Here in Paris (and for that matter, France) we are all gearing up for a massive public transportation strike as of this evening. I went through the one in 2003 when I first got here, when I unnecessarily walked all the way from my apartment to work (the metro line I needed was in fact running, but at reduced frequency) but it was so soon after my arrival that it seemed all shiny and new and part of the 'authentic' living-in-Paris experience. I actually was annoyingly bubbly and got a kick out of noticing things I never get the chance to see from inside the metro. My coworkers were not amused when I showed up smiling and flushed at 11 in the morning.
This time, however, the entire country will be affected. This one is a doozy, with all the various public transportation unions united in their efforts to cripple the whole system. The SNCF regional and international trains, as well as all suburban trains into and out of Paris, and the entire metro system and buses will be on strike. The bone of contention is the current government's plan to reform these workers' 'special' retirement plans. As best I understand the situation, anyone at 60 years of age and after 40 years of working may retire with full benefits. The workers of the public transportation systems, however, only have to work for 37 years before they get the same benefits. This is seen as unfair and preferential, so the government plans to reform the law so that everyone is on an equal playing field.
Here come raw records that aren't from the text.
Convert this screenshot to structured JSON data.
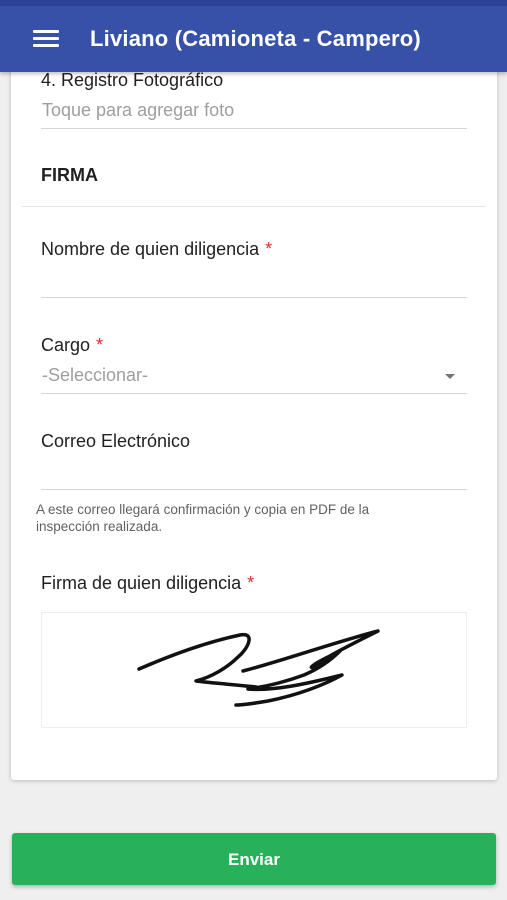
{
  "app_bar": {
    "title": "Liviano (Camioneta - Campero)",
    "menu_icon": "hamburger-menu-icon",
    "color": "#3751a8"
  },
  "photo_section": {
    "label": "4. Registro Fotográfico",
    "placeholder": "Toque para agregar foto"
  },
  "signature_section": {
    "title": "FIRMA",
    "name_field": {
      "label": "Nombre de quien diligencia",
      "required_mark": "*",
      "value": ""
    },
    "role_field": {
      "label": "Cargo",
      "required_mark": "*",
      "selected": "-Seleccionar-"
    },
    "email_field": {
      "label": "Correo Electrónico",
      "value": "",
      "helper": "A este correo llegará confirmación y copia en PDF de la inspección realizada."
    },
    "signature_field": {
      "label": "Firma de quien diligencia",
      "required_mark": "*"
    }
  },
  "submit_button": {
    "label": "Enviar",
    "color": "#29b05a"
  },
  "colors": {
    "required": "#d32f2f",
    "placeholder": "#9e9e9e",
    "background": "#efefef"
  }
}
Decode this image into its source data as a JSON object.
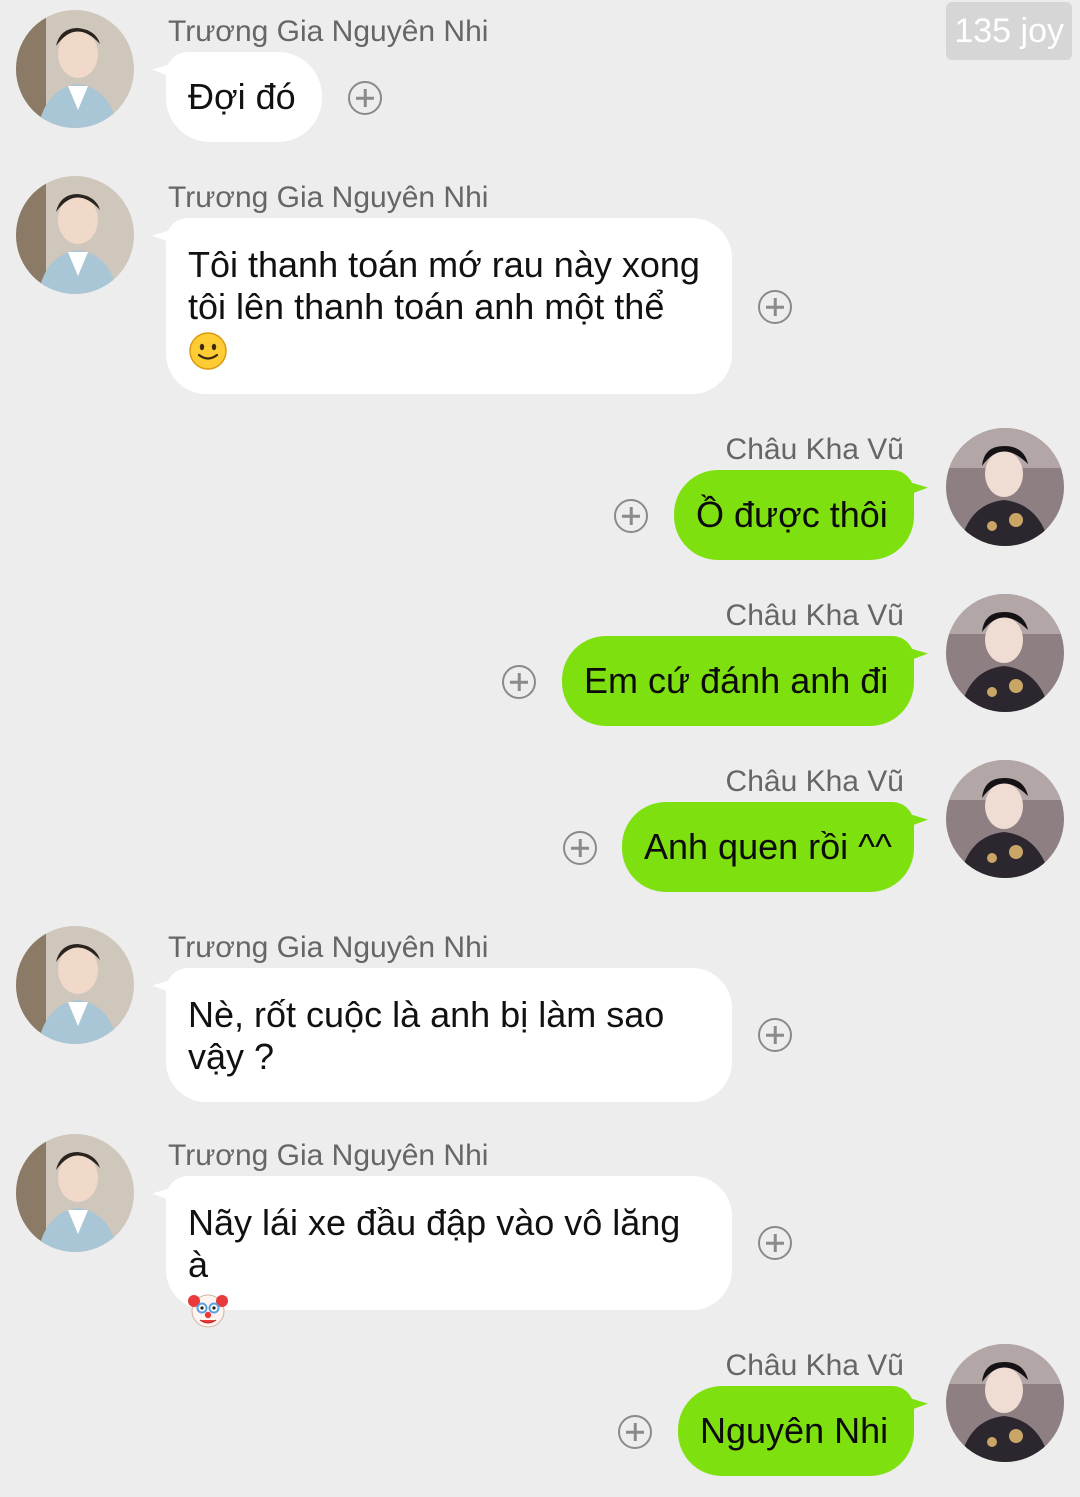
{
  "watermark": "135 joy",
  "contacts": {
    "left_name": "Trương Gia Nguyên Nhi",
    "right_name": "Châu Kha Vũ"
  },
  "messages": [
    {
      "side": "left",
      "sender": "Trương Gia Nguyên Nhi",
      "lines": [
        "Đợi đó"
      ]
    },
    {
      "side": "left",
      "sender": "Trương Gia Nguyên Nhi",
      "lines": [
        "Tôi thanh toán mớ rau này xong",
        "tôi lên thanh toán anh một thể"
      ],
      "emoji": "slightly-smiling-face"
    },
    {
      "side": "right",
      "sender": "Châu Kha Vũ",
      "lines": [
        "Ồ được thôi"
      ]
    },
    {
      "side": "right",
      "sender": "Châu Kha Vũ",
      "lines": [
        "Em cứ đánh anh đi"
      ]
    },
    {
      "side": "right",
      "sender": "Châu Kha Vũ",
      "lines": [
        "Anh quen rồi ^^"
      ]
    },
    {
      "side": "left",
      "sender": "Trương Gia Nguyên Nhi",
      "lines": [
        "Nè, rốt cuộc là anh bị làm sao",
        "vậy ?"
      ]
    },
    {
      "side": "left",
      "sender": "Trương Gia Nguyên Nhi",
      "lines": [
        "Nãy lái xe đầu đập vào vô lăng à"
      ],
      "emoji": "clown-face"
    },
    {
      "side": "right",
      "sender": "Châu Kha Vũ",
      "lines": [
        "Nguyên Nhi"
      ]
    }
  ],
  "icons": {
    "add": "plus-circle-icon",
    "avatar_left": "avatar-light-blue-suit",
    "avatar_right": "avatar-dark-outfit"
  },
  "colors": {
    "background": "#ededed",
    "bubble_sent": "#7fe010",
    "bubble_received": "#ffffff",
    "sender_text": "#666666",
    "watermark_bg": "#d6d6d6"
  }
}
The strike planned for tonight and tomorrow (and possibly beyond) is so massive that most metro lines will have no service whatsoever, most suburban trains will not run, and - imagine this for a moment - all regional trains connecting various parts of the country will come to a screeching halt. Most people I know at work have taken the day off or gotten permission to work from home. At the very least, it might prove to be a positive step in getting telecommuting into the forefront, but I have my doubts. I, of course, not living in the cut-off suburbs (thank goodness) nor having any children to worry about transporting, have agreed to sub for my co-worker, who has both children and an hour and a half commute by suburban train. (Shudder.)
In order to get to work, I sneakily asked Handsome - who has a car - if he had any plans tonight, and if he might be willing to drop me off tomorrow morning somewhere within walking distance to La Defense, the eyesore of a suburb where I work. He of course agreed, but called me earlier in the day to warn me we should get up around 6:30 (quelle horreur) to be on the road no later than 7 so that he can then make it to a freelance job at 9:30 in the city centre.
Getting back home will be a challenge, but I think I will risk the metro line - which is supposed to run at 15% of its normal frequency - to the Arc de Triomphe and walk from there.
I guess I'll actually put some comfortable shoes in my bag.